Types of Unutilized CSS When discussing unutilized CSS, it usually falls into two main categories. Both types impact your page performance but in distinctive ways. They are:
This refers to CSS rules that are not needed to render above-the-fold content but might still be used on other pages or to style content below the fold.
Obsolete CSS rules point to styles that are no longer in use. They might be leftovers from previous versions of your site or part of testing and/or temporary usage.
Whenever a page loads, the browser needs to download, parse, and execute all external stylesheets before it can render anything on the page.
This is because the stylesheets include rules that modify the page’s styling, which must be settled before the browser can present any content.
If stylesheets have obsolete or non-essential CSS rules, they are unnecessarily larger than required.
The bigger the CSS file, the longer it takes for the browser to download, parse, and execute.
A. Inlining critical CSS
Consider directly integrating the essential CSS into the page’s HTML.
B. Code-splitting CSS
Separate your non-essential CSS through code-splitting.
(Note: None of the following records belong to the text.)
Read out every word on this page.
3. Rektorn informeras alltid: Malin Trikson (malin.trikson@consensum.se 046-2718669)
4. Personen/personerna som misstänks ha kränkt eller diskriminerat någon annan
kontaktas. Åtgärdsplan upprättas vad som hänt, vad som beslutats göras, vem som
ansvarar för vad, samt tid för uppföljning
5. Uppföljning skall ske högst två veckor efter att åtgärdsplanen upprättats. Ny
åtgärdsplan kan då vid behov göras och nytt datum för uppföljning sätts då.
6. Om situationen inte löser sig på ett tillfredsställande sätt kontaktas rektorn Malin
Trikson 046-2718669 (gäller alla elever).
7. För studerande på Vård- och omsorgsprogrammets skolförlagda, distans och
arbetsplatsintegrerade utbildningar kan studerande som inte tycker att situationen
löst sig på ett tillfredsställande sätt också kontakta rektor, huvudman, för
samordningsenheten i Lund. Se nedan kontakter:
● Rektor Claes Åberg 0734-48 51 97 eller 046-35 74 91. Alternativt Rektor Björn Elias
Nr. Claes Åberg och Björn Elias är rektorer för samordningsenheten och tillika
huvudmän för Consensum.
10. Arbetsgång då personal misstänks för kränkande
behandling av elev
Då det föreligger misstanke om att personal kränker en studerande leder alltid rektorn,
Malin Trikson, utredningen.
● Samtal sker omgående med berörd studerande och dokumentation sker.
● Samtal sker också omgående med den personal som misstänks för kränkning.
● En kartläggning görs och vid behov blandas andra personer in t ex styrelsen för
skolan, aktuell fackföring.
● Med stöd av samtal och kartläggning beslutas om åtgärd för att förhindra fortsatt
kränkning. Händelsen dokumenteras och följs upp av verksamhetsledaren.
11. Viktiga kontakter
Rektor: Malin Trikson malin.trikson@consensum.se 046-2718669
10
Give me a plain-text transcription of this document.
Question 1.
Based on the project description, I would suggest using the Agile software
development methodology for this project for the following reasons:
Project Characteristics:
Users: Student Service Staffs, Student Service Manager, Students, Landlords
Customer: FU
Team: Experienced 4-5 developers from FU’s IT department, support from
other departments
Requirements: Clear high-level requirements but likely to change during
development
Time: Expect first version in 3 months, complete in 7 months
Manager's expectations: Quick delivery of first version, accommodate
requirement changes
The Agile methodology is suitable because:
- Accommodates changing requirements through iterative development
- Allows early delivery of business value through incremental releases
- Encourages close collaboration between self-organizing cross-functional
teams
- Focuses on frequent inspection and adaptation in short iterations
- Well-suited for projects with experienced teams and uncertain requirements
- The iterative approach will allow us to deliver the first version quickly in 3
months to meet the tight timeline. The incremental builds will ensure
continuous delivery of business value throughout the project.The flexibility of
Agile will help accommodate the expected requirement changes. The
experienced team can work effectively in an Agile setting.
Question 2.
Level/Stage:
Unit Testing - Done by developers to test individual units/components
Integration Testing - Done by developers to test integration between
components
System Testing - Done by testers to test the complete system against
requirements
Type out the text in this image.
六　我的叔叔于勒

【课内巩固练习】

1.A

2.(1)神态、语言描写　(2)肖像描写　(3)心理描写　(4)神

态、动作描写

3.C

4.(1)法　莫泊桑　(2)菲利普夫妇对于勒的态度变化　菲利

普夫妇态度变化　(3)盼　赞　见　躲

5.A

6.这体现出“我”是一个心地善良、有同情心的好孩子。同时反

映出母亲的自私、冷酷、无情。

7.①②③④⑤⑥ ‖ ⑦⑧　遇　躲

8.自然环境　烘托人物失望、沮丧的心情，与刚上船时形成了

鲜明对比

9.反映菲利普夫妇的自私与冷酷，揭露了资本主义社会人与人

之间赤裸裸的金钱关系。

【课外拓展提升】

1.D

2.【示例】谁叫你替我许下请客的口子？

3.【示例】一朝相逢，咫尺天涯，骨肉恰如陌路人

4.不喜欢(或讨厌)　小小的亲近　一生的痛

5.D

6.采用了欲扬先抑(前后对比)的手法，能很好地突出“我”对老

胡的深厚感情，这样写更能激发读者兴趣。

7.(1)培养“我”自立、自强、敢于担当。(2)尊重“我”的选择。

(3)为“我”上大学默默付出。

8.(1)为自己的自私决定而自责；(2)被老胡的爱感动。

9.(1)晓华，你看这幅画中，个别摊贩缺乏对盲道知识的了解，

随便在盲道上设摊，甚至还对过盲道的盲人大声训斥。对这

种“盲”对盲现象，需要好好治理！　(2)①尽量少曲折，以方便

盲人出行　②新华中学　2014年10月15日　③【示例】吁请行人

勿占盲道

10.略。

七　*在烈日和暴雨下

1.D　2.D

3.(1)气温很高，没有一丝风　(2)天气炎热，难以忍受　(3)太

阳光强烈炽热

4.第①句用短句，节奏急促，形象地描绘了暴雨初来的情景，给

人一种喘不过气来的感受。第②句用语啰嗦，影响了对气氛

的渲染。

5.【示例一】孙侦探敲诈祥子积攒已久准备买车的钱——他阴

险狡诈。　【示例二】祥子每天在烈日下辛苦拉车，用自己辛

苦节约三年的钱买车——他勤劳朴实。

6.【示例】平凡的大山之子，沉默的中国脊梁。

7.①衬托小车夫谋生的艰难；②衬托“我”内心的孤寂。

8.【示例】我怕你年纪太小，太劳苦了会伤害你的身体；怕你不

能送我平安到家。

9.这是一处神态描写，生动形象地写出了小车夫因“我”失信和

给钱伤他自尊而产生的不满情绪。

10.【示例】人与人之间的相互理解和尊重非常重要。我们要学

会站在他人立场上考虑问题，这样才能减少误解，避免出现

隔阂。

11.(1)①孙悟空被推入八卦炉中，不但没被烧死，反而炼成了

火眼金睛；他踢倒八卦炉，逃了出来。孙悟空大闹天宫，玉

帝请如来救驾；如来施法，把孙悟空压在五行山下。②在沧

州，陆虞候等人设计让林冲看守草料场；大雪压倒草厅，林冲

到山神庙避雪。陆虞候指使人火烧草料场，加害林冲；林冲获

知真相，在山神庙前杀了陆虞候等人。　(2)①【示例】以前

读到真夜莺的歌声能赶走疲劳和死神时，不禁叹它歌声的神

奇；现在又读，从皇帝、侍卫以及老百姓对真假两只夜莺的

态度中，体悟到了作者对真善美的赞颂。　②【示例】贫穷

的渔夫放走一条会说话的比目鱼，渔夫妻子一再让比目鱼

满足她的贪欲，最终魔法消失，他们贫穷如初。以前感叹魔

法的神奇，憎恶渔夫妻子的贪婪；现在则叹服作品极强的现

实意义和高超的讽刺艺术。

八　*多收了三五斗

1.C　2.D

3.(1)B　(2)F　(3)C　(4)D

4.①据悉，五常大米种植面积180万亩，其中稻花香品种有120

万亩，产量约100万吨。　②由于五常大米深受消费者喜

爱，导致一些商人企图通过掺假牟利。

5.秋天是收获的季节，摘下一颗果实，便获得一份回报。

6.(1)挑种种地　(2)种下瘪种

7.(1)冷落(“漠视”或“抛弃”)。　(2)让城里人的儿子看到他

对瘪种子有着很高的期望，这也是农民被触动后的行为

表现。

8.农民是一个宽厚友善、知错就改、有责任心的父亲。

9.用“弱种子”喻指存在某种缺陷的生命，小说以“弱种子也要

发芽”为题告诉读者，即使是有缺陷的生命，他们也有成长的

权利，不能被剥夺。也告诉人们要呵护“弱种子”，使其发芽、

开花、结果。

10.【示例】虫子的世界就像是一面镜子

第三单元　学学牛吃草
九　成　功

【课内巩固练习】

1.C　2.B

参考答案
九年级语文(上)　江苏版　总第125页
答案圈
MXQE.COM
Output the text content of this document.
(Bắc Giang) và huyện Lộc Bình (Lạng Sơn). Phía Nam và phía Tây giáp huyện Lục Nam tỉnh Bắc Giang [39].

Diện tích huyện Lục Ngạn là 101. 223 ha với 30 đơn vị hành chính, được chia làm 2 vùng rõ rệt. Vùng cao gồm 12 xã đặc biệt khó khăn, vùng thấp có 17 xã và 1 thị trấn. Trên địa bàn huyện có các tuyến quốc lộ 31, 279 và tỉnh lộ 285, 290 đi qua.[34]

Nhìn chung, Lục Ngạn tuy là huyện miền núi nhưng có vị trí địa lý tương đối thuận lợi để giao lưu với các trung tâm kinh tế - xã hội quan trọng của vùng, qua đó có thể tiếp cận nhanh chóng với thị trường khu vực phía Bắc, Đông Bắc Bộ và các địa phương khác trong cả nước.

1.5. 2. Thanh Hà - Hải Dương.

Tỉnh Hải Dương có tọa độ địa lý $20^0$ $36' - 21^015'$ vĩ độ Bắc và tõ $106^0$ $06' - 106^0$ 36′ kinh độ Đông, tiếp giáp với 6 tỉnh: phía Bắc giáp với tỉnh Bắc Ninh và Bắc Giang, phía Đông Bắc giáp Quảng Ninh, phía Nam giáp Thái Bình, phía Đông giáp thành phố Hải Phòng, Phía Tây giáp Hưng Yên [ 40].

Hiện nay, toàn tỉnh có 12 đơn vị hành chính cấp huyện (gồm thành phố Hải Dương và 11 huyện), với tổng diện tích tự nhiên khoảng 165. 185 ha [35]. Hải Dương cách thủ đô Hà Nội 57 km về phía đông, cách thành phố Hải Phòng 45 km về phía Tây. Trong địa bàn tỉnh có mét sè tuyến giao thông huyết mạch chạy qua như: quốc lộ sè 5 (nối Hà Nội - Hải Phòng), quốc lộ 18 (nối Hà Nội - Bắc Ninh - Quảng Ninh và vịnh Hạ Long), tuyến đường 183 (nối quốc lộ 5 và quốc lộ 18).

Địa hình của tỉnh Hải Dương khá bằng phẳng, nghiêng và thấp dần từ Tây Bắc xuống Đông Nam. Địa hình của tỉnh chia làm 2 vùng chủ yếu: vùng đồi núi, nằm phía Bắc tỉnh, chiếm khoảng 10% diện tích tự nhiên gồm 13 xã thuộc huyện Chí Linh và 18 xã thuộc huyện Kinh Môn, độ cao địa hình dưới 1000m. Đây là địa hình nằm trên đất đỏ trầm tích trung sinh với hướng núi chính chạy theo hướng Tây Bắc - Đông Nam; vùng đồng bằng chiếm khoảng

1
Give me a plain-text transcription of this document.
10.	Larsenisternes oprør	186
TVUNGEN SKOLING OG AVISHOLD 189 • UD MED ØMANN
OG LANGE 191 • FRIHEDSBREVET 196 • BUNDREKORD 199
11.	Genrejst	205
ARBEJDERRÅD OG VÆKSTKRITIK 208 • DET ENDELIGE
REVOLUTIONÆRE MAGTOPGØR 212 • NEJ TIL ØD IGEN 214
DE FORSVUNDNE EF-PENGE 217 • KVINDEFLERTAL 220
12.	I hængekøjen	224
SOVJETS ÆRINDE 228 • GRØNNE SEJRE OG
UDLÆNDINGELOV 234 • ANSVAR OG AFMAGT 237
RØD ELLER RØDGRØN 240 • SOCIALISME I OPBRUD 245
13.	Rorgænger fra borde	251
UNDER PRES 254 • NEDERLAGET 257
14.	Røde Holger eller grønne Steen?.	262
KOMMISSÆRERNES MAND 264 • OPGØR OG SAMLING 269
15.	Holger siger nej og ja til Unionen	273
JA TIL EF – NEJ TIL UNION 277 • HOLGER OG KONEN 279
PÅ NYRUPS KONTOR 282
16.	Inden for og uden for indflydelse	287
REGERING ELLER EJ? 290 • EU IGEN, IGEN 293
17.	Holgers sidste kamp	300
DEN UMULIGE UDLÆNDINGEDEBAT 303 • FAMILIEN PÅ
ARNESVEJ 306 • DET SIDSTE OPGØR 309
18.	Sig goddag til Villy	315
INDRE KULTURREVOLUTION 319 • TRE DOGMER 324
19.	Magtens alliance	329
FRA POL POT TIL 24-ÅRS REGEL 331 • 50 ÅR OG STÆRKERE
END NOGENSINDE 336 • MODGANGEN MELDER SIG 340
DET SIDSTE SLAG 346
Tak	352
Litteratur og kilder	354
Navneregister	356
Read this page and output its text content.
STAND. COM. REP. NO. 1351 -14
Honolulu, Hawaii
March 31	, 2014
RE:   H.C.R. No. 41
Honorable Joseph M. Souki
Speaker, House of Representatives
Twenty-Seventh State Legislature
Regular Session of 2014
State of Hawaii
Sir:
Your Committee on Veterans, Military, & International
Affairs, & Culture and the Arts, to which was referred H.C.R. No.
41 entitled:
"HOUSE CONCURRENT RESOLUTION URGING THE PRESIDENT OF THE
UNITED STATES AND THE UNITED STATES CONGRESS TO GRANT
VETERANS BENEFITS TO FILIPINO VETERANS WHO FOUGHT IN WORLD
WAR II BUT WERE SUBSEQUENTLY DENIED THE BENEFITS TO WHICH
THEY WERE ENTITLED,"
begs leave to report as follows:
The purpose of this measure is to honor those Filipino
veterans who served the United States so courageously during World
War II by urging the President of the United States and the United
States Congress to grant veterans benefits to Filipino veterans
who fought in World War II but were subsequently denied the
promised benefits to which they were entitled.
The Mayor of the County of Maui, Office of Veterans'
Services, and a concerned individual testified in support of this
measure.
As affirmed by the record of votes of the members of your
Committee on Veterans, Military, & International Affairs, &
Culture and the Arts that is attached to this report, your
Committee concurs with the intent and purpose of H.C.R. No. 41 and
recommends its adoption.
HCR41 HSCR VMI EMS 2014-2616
By doing this, render-blocking behavior can be reduced as only the essential CSS is loaded initially, and the rest of the non-essential CSS can be loaded afterward.
For dead CSS rules, examine your CSS code and eliminate any CSS rules that are no longer necessary.
In addition, investigate similar or duplicate rules to further decrease your CSS footprint. To learn more about removing dead CSS here.
For WordPress (or other CMS) Users Although reducing unutilized CSS on your page is generally not straightforward, however, you can use WordPress plugins to easily implement this.